I enter my mom’s room. She’s sleeping. I take my usual spot in the chair I’ve pulled close to her bed. My back to the wall. Tablet on my lap. Feet up on the bed next to hers. She’s been sleeping a lot lately. I can only imagine the pain she must be in. When she’s awake she tells me she is fine. It’s a lie. The weight of our running and the danger of staying in one place weighs on her every day we stay here. I want to take her and run. Run as far away as I can. If only I was a match. I would have given her my Kidney in a heartbeat.

She’s on the waiting list for one. I hate it. The best odds she has of getting a match is a family member. When she ran she left them behind. They think she died twenty years ago.
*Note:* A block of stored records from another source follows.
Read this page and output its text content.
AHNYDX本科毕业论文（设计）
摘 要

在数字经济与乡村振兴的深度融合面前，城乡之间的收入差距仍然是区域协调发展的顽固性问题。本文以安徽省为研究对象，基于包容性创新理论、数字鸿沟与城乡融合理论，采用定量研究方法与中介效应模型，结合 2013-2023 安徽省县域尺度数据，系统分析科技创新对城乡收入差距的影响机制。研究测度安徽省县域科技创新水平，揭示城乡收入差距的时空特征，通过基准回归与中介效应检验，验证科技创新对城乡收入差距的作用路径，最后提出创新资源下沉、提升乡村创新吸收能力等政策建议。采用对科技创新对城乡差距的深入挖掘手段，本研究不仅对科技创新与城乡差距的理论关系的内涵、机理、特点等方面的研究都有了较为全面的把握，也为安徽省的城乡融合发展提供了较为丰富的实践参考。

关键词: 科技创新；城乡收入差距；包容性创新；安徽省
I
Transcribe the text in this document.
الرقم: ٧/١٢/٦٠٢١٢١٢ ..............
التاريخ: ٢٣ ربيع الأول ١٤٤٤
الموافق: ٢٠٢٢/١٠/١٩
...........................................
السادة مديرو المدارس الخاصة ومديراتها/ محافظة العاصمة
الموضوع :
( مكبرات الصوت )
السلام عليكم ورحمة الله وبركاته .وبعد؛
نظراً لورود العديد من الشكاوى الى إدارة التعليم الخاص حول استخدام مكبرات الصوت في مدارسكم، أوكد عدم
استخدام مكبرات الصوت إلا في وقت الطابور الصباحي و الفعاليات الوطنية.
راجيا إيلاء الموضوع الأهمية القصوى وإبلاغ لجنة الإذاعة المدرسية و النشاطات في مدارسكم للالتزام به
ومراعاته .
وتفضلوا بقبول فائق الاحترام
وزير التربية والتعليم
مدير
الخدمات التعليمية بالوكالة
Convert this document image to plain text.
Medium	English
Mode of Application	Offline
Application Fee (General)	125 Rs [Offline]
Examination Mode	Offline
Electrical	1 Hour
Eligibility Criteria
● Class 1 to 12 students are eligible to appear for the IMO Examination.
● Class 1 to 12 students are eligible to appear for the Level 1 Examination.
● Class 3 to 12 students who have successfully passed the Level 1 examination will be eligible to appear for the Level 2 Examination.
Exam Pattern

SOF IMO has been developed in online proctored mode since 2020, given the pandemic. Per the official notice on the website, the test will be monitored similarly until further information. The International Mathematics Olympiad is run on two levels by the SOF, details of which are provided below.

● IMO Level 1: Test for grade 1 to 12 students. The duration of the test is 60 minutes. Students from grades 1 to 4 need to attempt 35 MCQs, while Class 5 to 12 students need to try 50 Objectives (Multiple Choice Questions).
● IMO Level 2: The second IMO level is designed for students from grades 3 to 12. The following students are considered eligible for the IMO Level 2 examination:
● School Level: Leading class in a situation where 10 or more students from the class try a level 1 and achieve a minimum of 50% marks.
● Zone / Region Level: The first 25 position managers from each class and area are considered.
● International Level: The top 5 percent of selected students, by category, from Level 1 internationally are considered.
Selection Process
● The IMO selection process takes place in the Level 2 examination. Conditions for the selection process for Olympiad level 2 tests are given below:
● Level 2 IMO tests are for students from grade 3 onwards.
It’s why we are here. In Chicago. My mother’s hometown. It’s why I’m on edge. My father is here. In this city. As is the man who put the hit out on my mother.

Us being here is twofold. One, to get my mother a Kidney and her strength back. The second, vengeance.

I’m waiting for Luna’s signal. She’s helping me with my plan. I’m going after the man who threatened my family. By nightfall the hit should be called off and my mother free to contact her family. We will finally be able to stop running. We can settle down. Buy a house. Put down roots. I’m not sure if I’ll be able to do it. I’ve never known that kind of stability. For my mother though, I’ll try anything.

My cell phone dings from my pocket. Before I can look I know it’s a text message.

Cold feet?It’s Luna.

Warm as can be.I type back.

Good. ETA twenty minutes. Move your pretty butt.

I laugh. It feels good to laugh. Maybe when this is all over I will laugh more.

CHAPTER THREE

Luca

THE WALK WITHthe Don to his office is quiet. The eeriness of it sets me on edge. It’s rare the house is this quiet. There are always dozens of people milling about. From soldiers, capos, maids, to gardeners. You name it and they are here. The house isn’t so much a house as it is a mansion. It’s the headquarters for the Caruso Family.

It’s one of those old money houses. Been in the family for generations. Ever since the family came to rule the city in 1904. The house isn’t my style. I prefer modern architecture. Clean lines and minimal clutter. The walls here are lined with paintings, sculptures, and various works of art. They are worth hundreds of millions. As far as I know the Don isn’t an art enthusiast. He pays no mind to the artwork once it’s in his possession.

I long thought he bought it for someone in the family. Now I think collecting art has become a habit for the Don. Something he can do that makes him feel powerful by shelling out millions for a canvas while being unrelated to the darker side of business.

The Don doesn’t say anything as we meander down the hall. We rarely need to communicate on our walks. After working side by side the last seven years we have developed a bond. Don Caruso, my father and me. Our roles as Don, Underboss, and Heir have been blurred, but it works for us. Piece by piece the Don has been handing over more responsibilities to me and my father has begun to train my chosen second, my childhood friend Massimo. We’ve had each other’s backs since we were in diapers.